A polícia esteve atenta e muito presente. Entre elementos da brigada de trânsito que pararam a circulação na avenida da Liberdade, vários agentes do comando geral da PSP e corpo de intervenção “reforçado”, o comandante recusa dizer quantos homens foram deslocados para o local. “Os suficientes de acordo com as indicações dos organizadores”, diz ao Expresso, falando na previsão de mil manifestantes que “foi a estimativa sobre a qual trabalhamos”. À cautela, cães de guarda, coletes anti-bala e até shotguns – “com balas de borracha”, esclarece o comandante - preparavam as autoridades para quaisquer eventualidades.

Mas, “correu tudo bem”, garantem todos no final do protesto, de onde saíram ordeiramente, sem qualquer problema. O único incidente a registar surgiu quando o representante das empresas de eventos lamentou ao microfone que o Observador tenha publicado uma notícia dando conta da presença de 200 manifestantes no local. “Ele está ali”, disse, apontando o dedo. Houve quem aproveitasse a deixa e avançasse como leões. Mas, os gritos dos organizadores de que “estamos aqui pela paz” e de que “não lhes deem motivos para escrever”, para além da aproximação da polícia, acabou com o incidente pela raiz. “Exaltei-me, mas o coração está a saltar”, disse minutos depois o instigador, de novo com o microfone nas mãos e lugar no palanque colocado em cima de uma caixa aberta. E minutos depois, era com o pedido de "uma salva de palmas para o Observador que corrigiu a notícia", que as pazes se faziam e tudo voltava à normalidade

Um protesto com bola vermelha e contra os jornalistas

A ideia de que o protesto era "pacífico, apartidário e cívico" foi um ponto de honra da organização. Lubomir Stanisic, que na véspera participou na manifestação do Porto, lembrou aos manifestantes de Lisboa como um momento de violência pode deitar tudo a perder, porque "é disso só que depois as televisões falam". "Os que querem a violência, não são bem vindos", assumiu.

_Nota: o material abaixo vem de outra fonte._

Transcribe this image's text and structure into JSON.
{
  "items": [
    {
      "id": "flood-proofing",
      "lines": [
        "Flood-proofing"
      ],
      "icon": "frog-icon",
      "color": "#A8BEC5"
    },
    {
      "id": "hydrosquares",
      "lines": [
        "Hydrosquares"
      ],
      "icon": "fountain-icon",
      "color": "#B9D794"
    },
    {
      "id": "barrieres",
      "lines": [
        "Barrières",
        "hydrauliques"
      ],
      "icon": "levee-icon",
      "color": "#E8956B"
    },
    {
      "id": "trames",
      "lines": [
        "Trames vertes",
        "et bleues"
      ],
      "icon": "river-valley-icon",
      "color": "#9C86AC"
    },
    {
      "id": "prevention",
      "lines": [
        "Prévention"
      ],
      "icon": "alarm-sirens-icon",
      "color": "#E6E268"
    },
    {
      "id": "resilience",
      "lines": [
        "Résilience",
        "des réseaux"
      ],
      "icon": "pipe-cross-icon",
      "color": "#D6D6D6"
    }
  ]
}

O chefe sérvio radicado em Portugal falava, certamente, de violência física. Essa, sem dúvida, não existiu durante as quase três horas que durou o protesto, parte das quais já em pleno recolher obrigatório, porque "os direitos cívicos não estão suspensos", como disseram várias vezes os organizadores e confirmou o comandante da PSP.

Mas, já quanto a violência verbal, a verdade é que foi uma constante porque quase nada ficou por dizer. Raramente se ouviu tantas vezes e tão alto o conjunto de palavrões que se desfiaram do palco improvisado em cima de uma carrinha de caixa aberta. Se isto fosse uma reportagem de video, era obrigatória a bolinha vermelha em cima, para permitir a transcrição do "f... que ninguem se lembra da noite", ou os lamentos contra "essa corja de f... da p...", a "escumalha" ou as vezes em que se concluíam as frases com "f.." ou "c...".

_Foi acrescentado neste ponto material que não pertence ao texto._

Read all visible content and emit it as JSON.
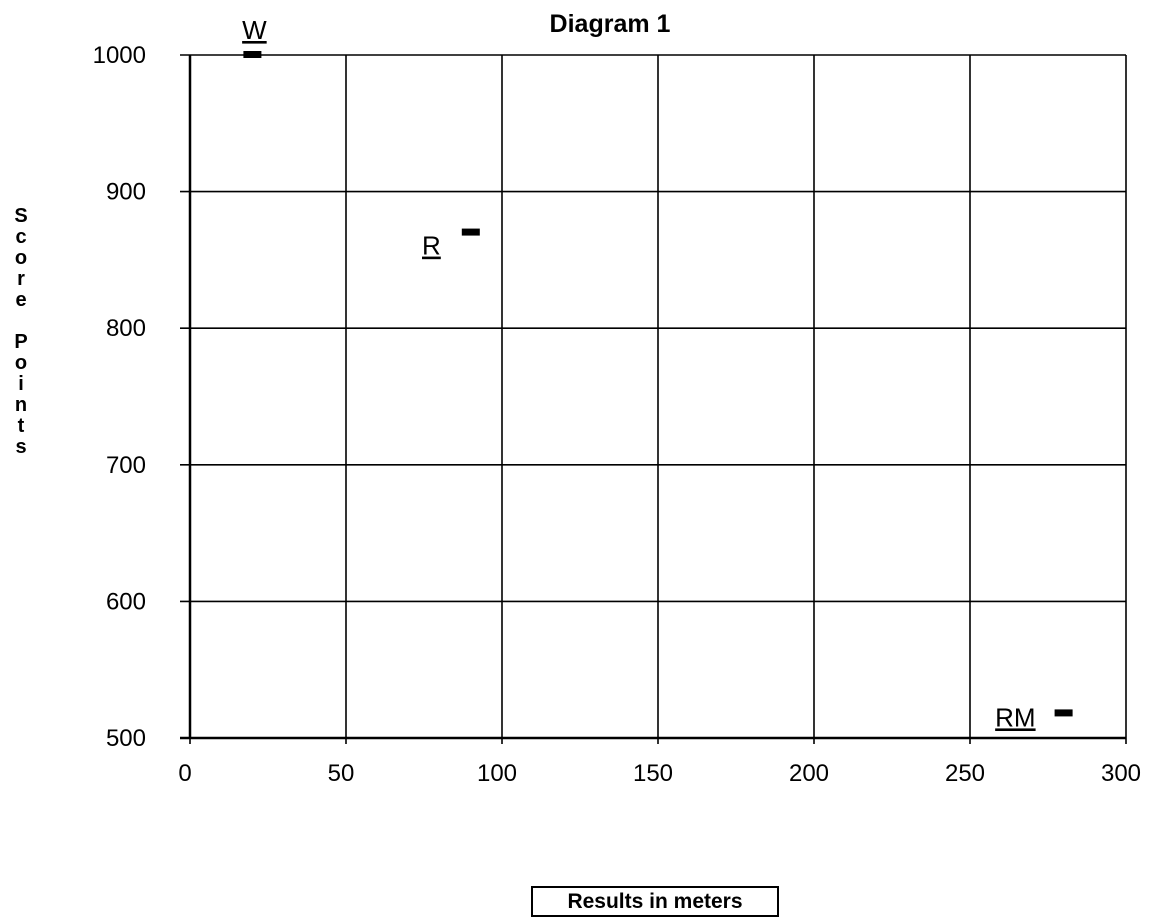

"Fomos completamente abandonados pela corja de políticos que temos", dizia, às tantas, um dos oradores que, depois de abusar do calão em várias frases, aproveitou para se justificar. "Asneiras também são da língua portuguesa".

A linguagem é uma marca da diferença destes protestos. E os organizadores querem que assim seja, para vincar a distância de quaisquer forças políticas e partidárias. "Viemos em paz, sem política e sem políticas", começou por dizer Lubomir aos manifestantes que compunham a praça do Rossio. "Sem politiquices" e com a intenção de não "ser provocantes", os organizadores não impediram, porém, que o líder do Chega se juntasse aos manifestantes.

André Ventura chegou discretamente à Praça (não fosse o circulo de seguranças que o rodearam, passaria despercebido) e até pediu aos jornalistas para não ser fotografado. A organização garantiu ao Expresso que pediu ao Chega para não se associar à iniciativa para evitar colagens políticas. Foi o único dirigente partidário a marcar presença. E mesmo o presidente da Câmara de Lisboa, ao contrário dos seus colegas do Porto e de Setúbal, não compareceu no local dos protestos para falar com os organizadores. "Fernando Medina não gosta dos restaurantes e, ao contrário da polícia, até achou que não nos deviamos manifestar", disse o chefe Paulo Silva ao Expresso.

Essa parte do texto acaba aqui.